- Inflation running at 7% year-over-year as of December will challenge the Federal Reserve’s dual mandate of stable prices and maximum employment.
- Investors will be penciling in three or more interest-rate hikes during 2022.
- Despite a rising-interest-rate environment, rates are still near all-time lows.
- Real estate has produced strong investment sales volumes, despite 10-year Treasuries at higher levels.
- Borrowers of floating-rate debt have greatly benefitted in recent years from a rock-bottom index; this is expected to end, as the forward curve implies a 150-basis-point rate increase.
The Federal Reserve has signaled its plans to raise the Federal Funds Rate, as soon as its next meeting in March, which is not unexpected. With inflation running at multi-decade highs, the Fed’s dual mandate of stable prices and maximized employment is out of sync. How many increases and by how much remains an open-ended question. Surveys vary, but many expect three or more rate hikes in 2022.
Commercial real estate has significantly benefited from the sustained low-interest-rate environment in recent years. Debt has been plentiful, while equity raises have never been stronger and the market generated record investment sales volumes in Q4. Does a rising-interest-rate environment take the wind out of that sales market? In a word, no.
Context is important. Interest rates, measured by the 10-year Treasury, have sat at record lows but have already risen from rock-bottom levels at the outset of the pandemic. Despite that, sales volumes have set records. Even in a rising-interest-rate environment, rates will remain historically low and accommodative to real estate transaction activity. In addition, other developed nations have even lower risk-free rates, which makes U.S. Treasuries appealing.

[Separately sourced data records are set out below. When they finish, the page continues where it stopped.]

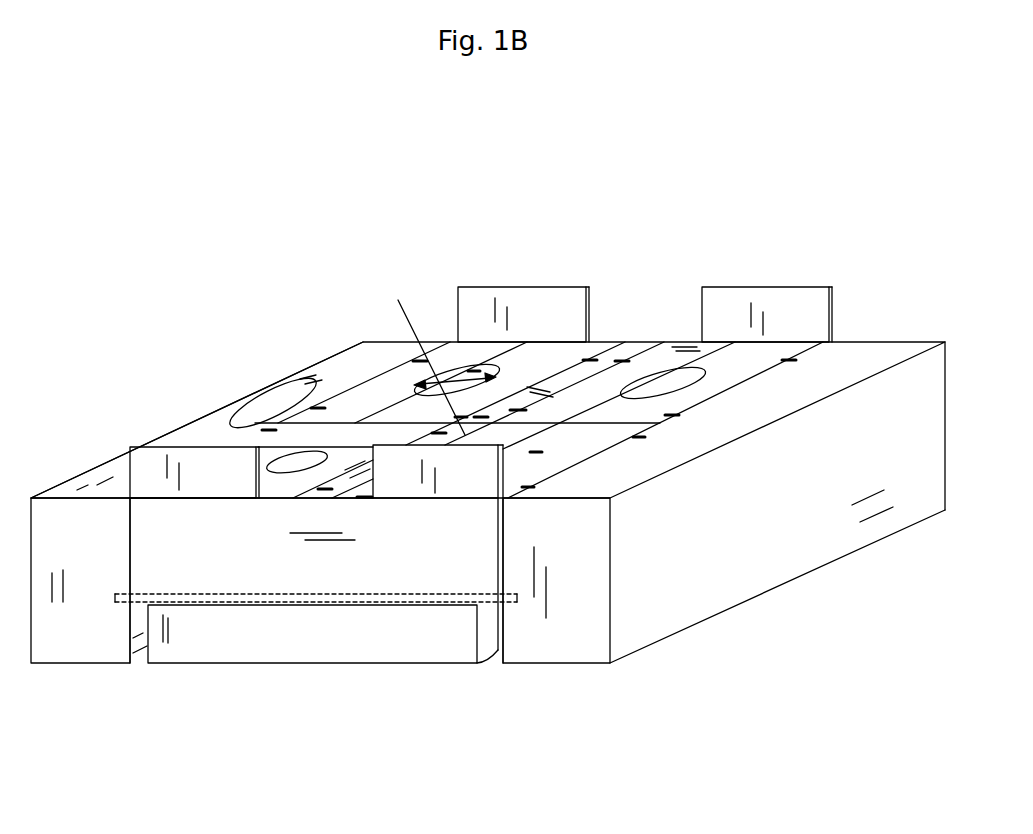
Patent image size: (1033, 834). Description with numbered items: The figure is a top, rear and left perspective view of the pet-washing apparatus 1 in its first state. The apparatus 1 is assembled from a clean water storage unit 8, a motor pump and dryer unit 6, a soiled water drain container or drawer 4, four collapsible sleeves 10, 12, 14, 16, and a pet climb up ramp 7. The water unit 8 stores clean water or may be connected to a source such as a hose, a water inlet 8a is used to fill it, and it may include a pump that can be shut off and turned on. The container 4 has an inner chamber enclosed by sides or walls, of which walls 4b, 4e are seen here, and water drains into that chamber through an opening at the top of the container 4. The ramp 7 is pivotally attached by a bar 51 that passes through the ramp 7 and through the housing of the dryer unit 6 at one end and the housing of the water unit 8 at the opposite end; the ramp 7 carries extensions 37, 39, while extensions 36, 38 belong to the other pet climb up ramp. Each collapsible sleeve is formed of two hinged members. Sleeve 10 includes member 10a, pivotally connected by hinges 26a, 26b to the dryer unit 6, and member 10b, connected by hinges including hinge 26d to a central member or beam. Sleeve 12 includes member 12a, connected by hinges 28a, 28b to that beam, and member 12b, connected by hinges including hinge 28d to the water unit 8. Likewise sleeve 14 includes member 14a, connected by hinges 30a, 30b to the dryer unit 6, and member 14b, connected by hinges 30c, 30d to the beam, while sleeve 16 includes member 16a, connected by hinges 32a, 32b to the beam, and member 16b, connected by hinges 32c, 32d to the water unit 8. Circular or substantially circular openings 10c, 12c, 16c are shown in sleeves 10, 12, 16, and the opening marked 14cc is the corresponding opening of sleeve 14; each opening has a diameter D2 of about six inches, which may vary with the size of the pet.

The apparatus 1 is at (666, 259).
The soiled water drain container 4 is at (392, 647).
The side or wall 4b is at (278, 647).
The side or wall 4e is at (488, 652).
The motor pump and dryer unit 6 is at (718, 572).
The pet climb up ramp 7 is at (320, 580).
The clean water storage unit 8 is at (218, 420).
The water inlet 8a is at (275, 396).
The collapsible sleeve 10 is at (583, 444).
The sleeve or member 10a is at (501, 482).
The sleeve or member 10b is at (480, 442).
The circular opening 10c is at (538, 452).
The collapsible sleeve 12 is at (300, 441).
The sleeve or member 12a is at (340, 451).
The sleeve or member 12b is at (263, 452).
The circular opening 12c is at (269, 472).
The collapsible sleeve 14 is at (665, 370).
The sleeve or member 14a is at (714, 376).
The sleeve or member 14b is at (561, 409).
The third channel section 14cc is at (645, 392).
The collapsible sleeve 16 is at (396, 393).
The sleeve or member 16a is at (353, 414).
The sleeve or member 16b is at (398, 427).
The circular opening 16c is at (478, 371).
The hinge 26a is at (532, 487).
The hinge 26b is at (638, 439).
The hinge 26d is at (445, 405).
The hinge 28a is at (327, 487).
The hinge 28b is at (436, 433).
The hinge 28d is at (264, 431).
The hinge 30a is at (670, 418).
The hinge 30b is at (792, 361).
The hinge 30c is at (523, 411).
The hinge 30d is at (622, 364).
The hinge 32a is at (479, 405).
The hinge 32b is at (584, 360).
The hinge 32c is at (318, 405).
The hinge 32d is at (414, 361).
The extension 36 is at (795, 310).
The extension 37 is at (451, 487).
The extension 38 is at (520, 297).
The extension 39 is at (203, 487).
The bar 51 is at (163, 597).
The diameter D2 is at (437, 355).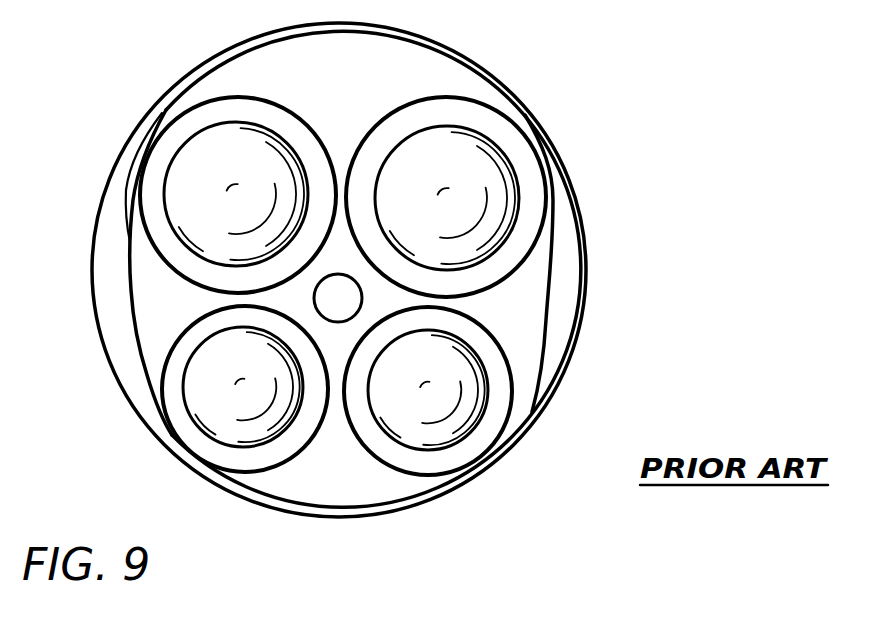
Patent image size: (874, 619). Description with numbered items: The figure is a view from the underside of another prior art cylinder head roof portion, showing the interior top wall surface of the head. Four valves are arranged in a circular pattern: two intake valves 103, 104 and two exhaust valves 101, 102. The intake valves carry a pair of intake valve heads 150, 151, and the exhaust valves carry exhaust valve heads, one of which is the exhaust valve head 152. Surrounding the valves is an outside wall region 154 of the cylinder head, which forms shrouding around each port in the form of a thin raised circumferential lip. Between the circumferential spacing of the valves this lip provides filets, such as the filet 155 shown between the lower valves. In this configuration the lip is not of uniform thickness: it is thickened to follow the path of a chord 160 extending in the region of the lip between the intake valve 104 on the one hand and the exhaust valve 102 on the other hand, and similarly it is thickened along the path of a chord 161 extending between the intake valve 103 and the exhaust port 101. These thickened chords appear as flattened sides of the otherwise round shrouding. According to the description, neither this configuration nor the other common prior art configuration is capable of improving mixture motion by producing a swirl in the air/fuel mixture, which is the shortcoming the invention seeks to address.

The exhaust valve 101 is at (260, 443).
The exhaust valve 102 is at (461, 436).
The intake valve 103 is at (192, 141).
The intake valve 104 is at (505, 159).
The intake valve head 150 is at (200, 212).
The intake valve head 151 is at (498, 210).
The exhaust valve head 152 is at (205, 382).
The outside wall region 154 is at (465, 65).
The filet 155 is at (463, 397).
The chord 160 is at (548, 304).
The chord 161 is at (135, 311).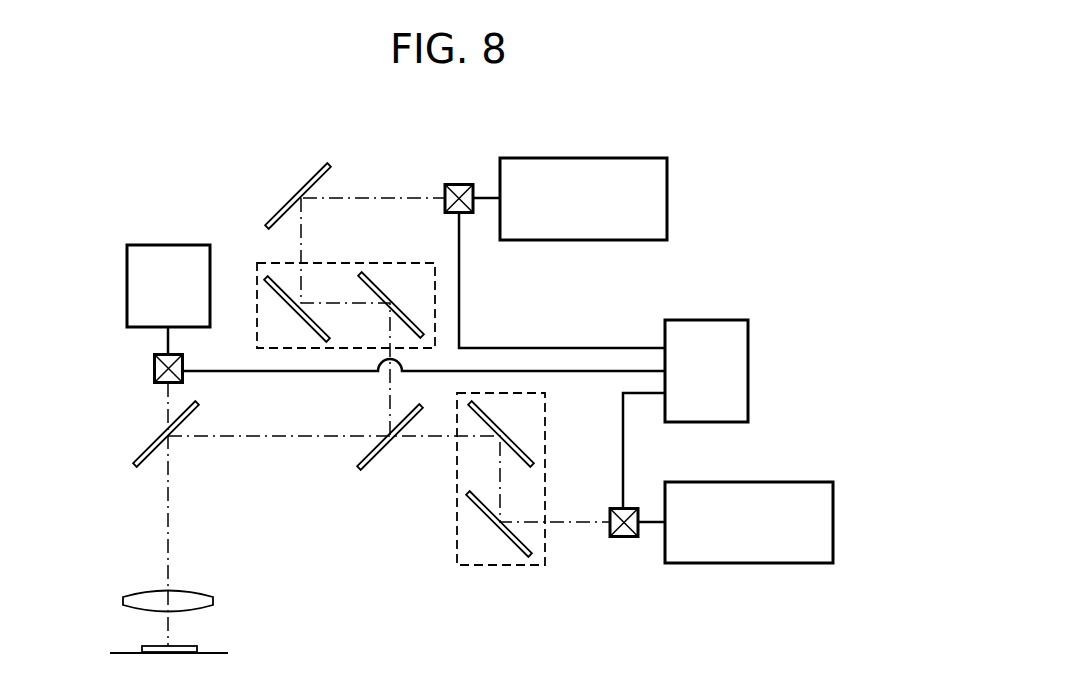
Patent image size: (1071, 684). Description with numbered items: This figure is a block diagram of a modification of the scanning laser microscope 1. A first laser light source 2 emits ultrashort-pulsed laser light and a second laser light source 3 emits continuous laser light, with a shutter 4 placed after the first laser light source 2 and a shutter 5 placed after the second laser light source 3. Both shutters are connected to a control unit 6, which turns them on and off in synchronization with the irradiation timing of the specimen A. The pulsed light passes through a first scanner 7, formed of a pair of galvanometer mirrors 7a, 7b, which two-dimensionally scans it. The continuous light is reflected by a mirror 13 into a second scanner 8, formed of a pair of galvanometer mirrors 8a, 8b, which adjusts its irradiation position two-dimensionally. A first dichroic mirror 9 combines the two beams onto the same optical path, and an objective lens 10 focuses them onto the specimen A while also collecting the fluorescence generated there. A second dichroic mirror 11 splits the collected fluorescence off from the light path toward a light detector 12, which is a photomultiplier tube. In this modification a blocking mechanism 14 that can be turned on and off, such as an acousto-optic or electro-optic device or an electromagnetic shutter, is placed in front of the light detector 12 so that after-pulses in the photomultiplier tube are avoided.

The scanning laser microscope 1 is at (728, 116).
The first laser light source 2 is at (748, 563).
The second laser light source 3 is at (667, 195).
The shutter 4 is at (624, 537).
The shutter 5 is at (459, 185).
The control unit 6 is at (748, 356).
The first scanner 7 is at (457, 548).
The galvanometer mirror 7a is at (512, 542).
The galvanometer mirror 7b is at (524, 445).
The second scanner 8 is at (257, 272).
The galvanometer mirror 8a is at (300, 318).
The galvanometer mirror 8b is at (383, 285).
The first dichroic mirror 9 is at (378, 452).
The objective lens 10 is at (186, 594).
The second dichroic mirror 11 is at (142, 452).
The light detector 12 is at (150, 245).
The mirror 13 is at (308, 178).
The blocking mechanism 14 is at (154, 370).
The specimen A is at (197, 648).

Prior to 2018 (when Treasuries were around 3% at year-end), the previous sales-volume high was in 2007, when 10-year Treasuries were north of 4%. Real estate is historically seen as an inflation hedge: rent growth in industrial and multifamily specifically, and in numerous hotel markets (using ADR), has kept pace with and even outpaced inflation in the past 12 months. The Fed is raising rates to tame inflation. Further, unlocking supply-chain gridlock may help to cool inflation quickly by the second half of 2022.

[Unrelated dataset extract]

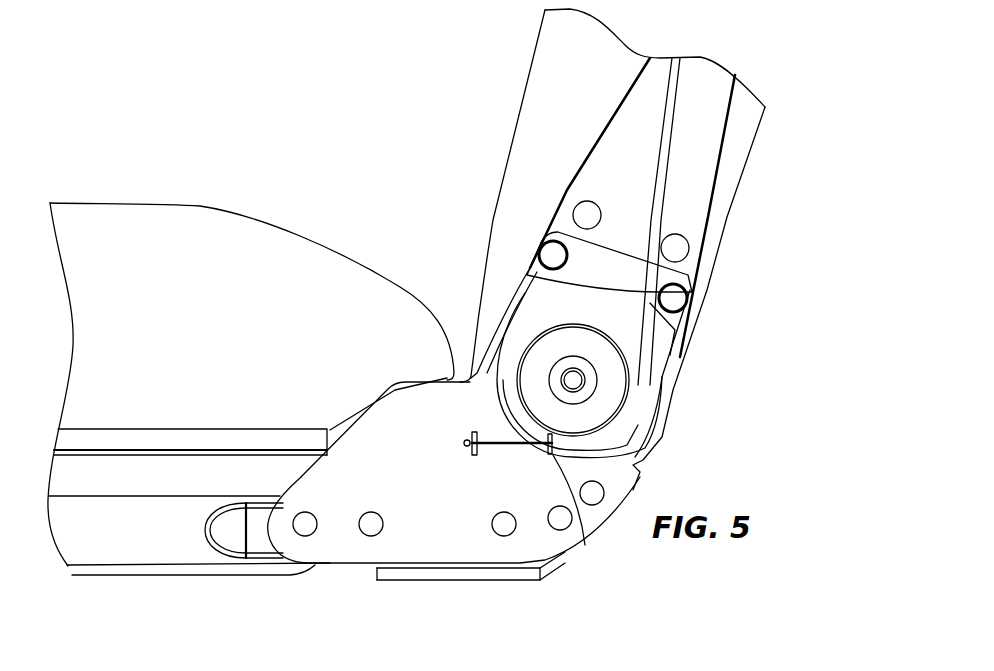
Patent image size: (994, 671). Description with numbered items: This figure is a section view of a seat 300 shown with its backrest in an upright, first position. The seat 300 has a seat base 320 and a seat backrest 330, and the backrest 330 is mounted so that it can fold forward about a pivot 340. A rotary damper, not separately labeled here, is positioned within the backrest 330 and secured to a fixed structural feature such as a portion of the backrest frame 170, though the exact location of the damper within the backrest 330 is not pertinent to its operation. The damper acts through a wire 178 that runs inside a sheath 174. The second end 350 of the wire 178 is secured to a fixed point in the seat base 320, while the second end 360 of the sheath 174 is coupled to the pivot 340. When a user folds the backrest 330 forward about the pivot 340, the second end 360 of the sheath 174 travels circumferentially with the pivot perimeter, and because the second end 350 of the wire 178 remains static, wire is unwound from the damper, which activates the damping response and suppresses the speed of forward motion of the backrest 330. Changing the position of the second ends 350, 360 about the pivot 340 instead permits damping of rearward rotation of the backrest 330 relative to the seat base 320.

However, the SOFR forward curve is quite steep, implying a 150-basis-point increase in the next 13–15 months. Although rate indices are widening, spreads have moved little in the past year. In recent years, floating-rate borrowers have greatly benefitted from a rock-bottom index that is expected to rapidly change. Despite the anticipated imminent rise of SOFR, not all owners are running to lock in long-term debt, given robust rent growth. Meanwhile, 10-year permanent loans are running at around 3.5%–4%. Borrowers will be closely watching rates, and the rise of floating-rate indexes may lead to groups looking to lock in for the long term, but optimistic rent growth assumptions leave many still attracted to flexible debt that can be easily retired.